As regards the witness CE, it is clear that he was not heard in the presence of the applicant during the court proceedings. In this respect, however, the Court recalls that only subsequent to the applicant’s conviction by the City Court did the applicant request to hear CE as a witness though he was all along aware of this witness’ identity and alleged part in the incident. He withdrew his request to hear CE before the City Court despite his reasons, allegedly, to hear this witness.
Furthermore, the Court recalls that CE’s statement to the police was read out in the High Court after it had been established that CE could not appear in person at the scheduled trial.

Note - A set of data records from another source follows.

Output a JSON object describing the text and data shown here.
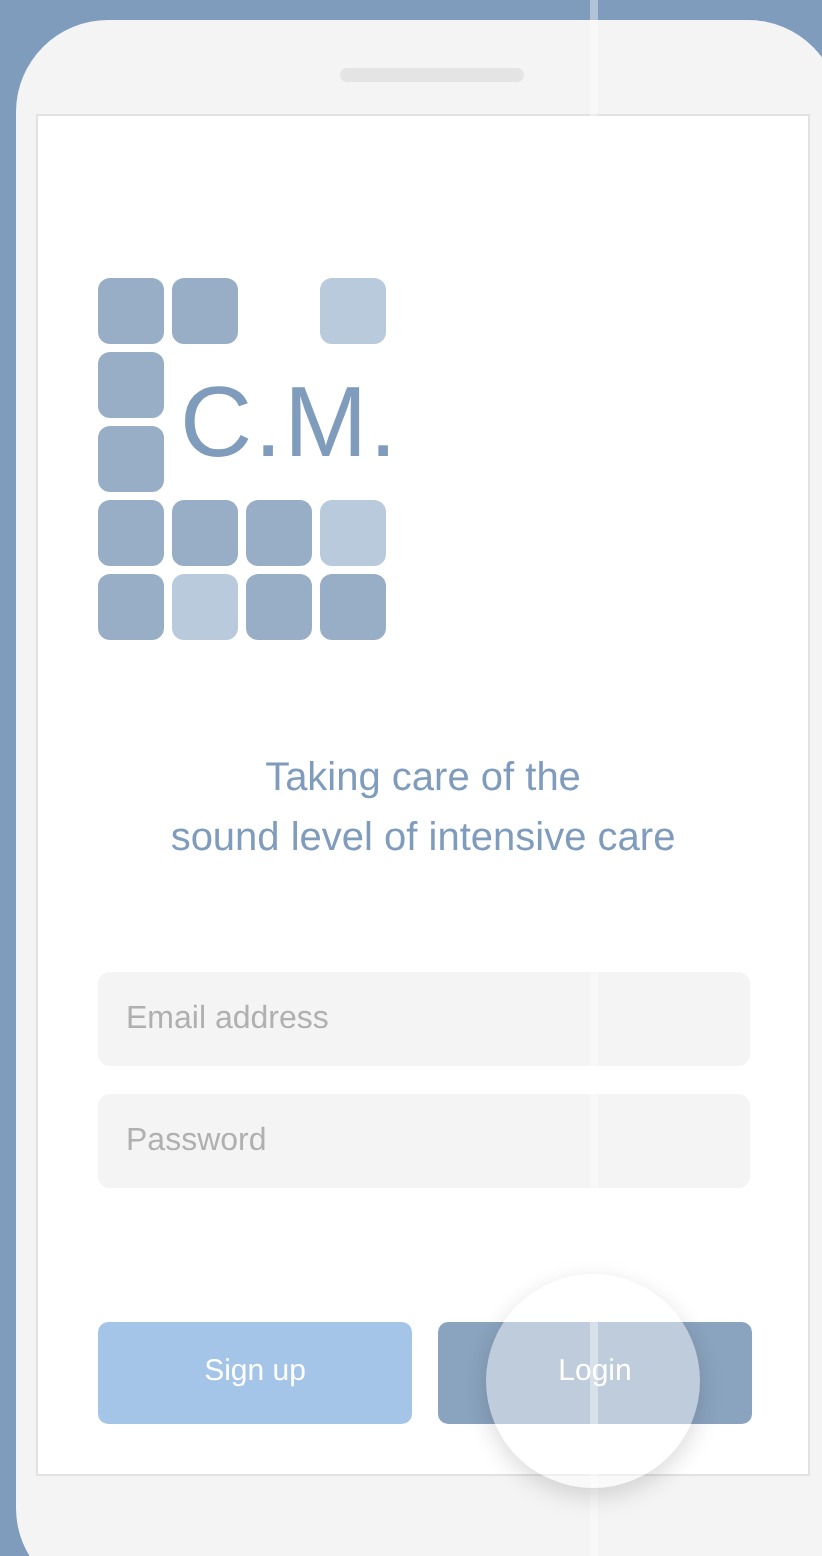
{
  "logo": {
    "text": "C.M."
  },
  "tagline": [
    "Taking care of the",
    "sound level of intensive care"
  ],
  "email_field": {
    "placeholder": "Email address"
  },
  "password_field": {
    "placeholder": "Password"
  },
  "buttons": [
    {
      "label": "Sign up",
      "kind": "secondary"
    },
    {
      "label": "Login",
      "kind": "primary"
    }
  ]
}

Then, taking the available evidence before it into consideration, notably including the above statements, the High Court decided not to adjourn the trial in order to hear CE in person.
Moreover, the Court recalls that the applicant was given an adequate and proper opportunity to challenge and question the witnesses against him.

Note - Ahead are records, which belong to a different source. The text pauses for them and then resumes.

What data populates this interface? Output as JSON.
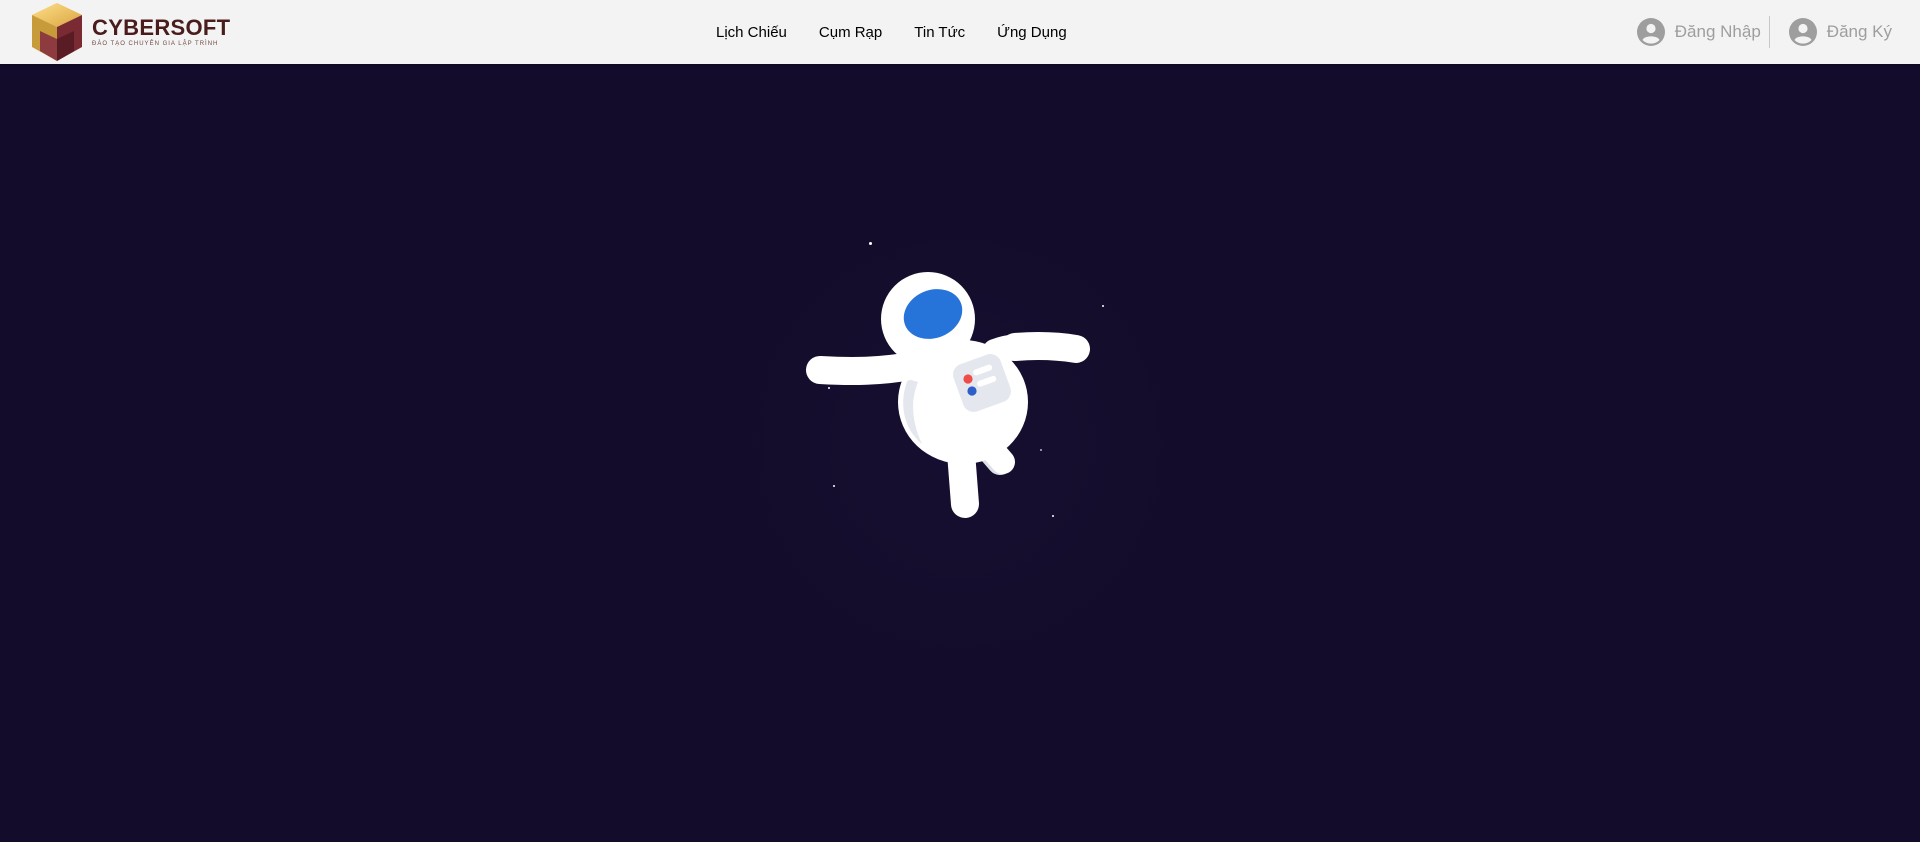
{
  "header": {
    "logo": {
      "name": "CYBERSOFT",
      "tagline": "ĐÀO TẠO CHUYÊN GIA LẬP TRÌNH"
    },
    "nav": [
      {
        "label": "Lịch Chiếu"
      },
      {
        "label": "Cụm Rạp"
      },
      {
        "label": "Tin Tức"
      },
      {
        "label": "Ứng Dụng"
      }
    ],
    "auth": {
      "login_label": "Đăng Nhập",
      "login_icon": "user-circle-icon",
      "register_label": "Đăng Ký",
      "register_icon": "user-circle-icon"
    }
  },
  "colors": {
    "header_bg": "#f3f3f3",
    "page_bg": "#130c2a",
    "visor": "#2673d9",
    "auth_text": "#9e9e9e",
    "brand_text": "#4a1c1c"
  },
  "illustration": {
    "icon": "floating-astronaut-illustration"
  }
}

Therefore, the limitation which derived from CE’s absence at the hearing did not in the Court’s opinion in these circumstances restrict the right of the defence to a degree which was irreconcilable with the Convention (cf. e.g. the Asch v. Austria judgment of 26 April 1991, Series A no. 203).
Summing up, the Court recalls that the guaranties in § 2 and § 3 of Article 6 of the Convention are specific aspects of the right to a fair trial set forth in § 1. The Court has considered the particular aspects and incidents invoked by the applicant and has found that these did not assume such importance as to constitute a decisive factor in the general appraisal of the trial. In addition an examination of the conformity of the trial as a whole with the rules laid down in Article 6 of the Convention has not disclosed any appearances of a violation.
It follows that the application is manifestly ill founded within the meaning of Article 35 § 3 of the Convention.
For these reasons, the Court unanimously
Declares the application inadmissible.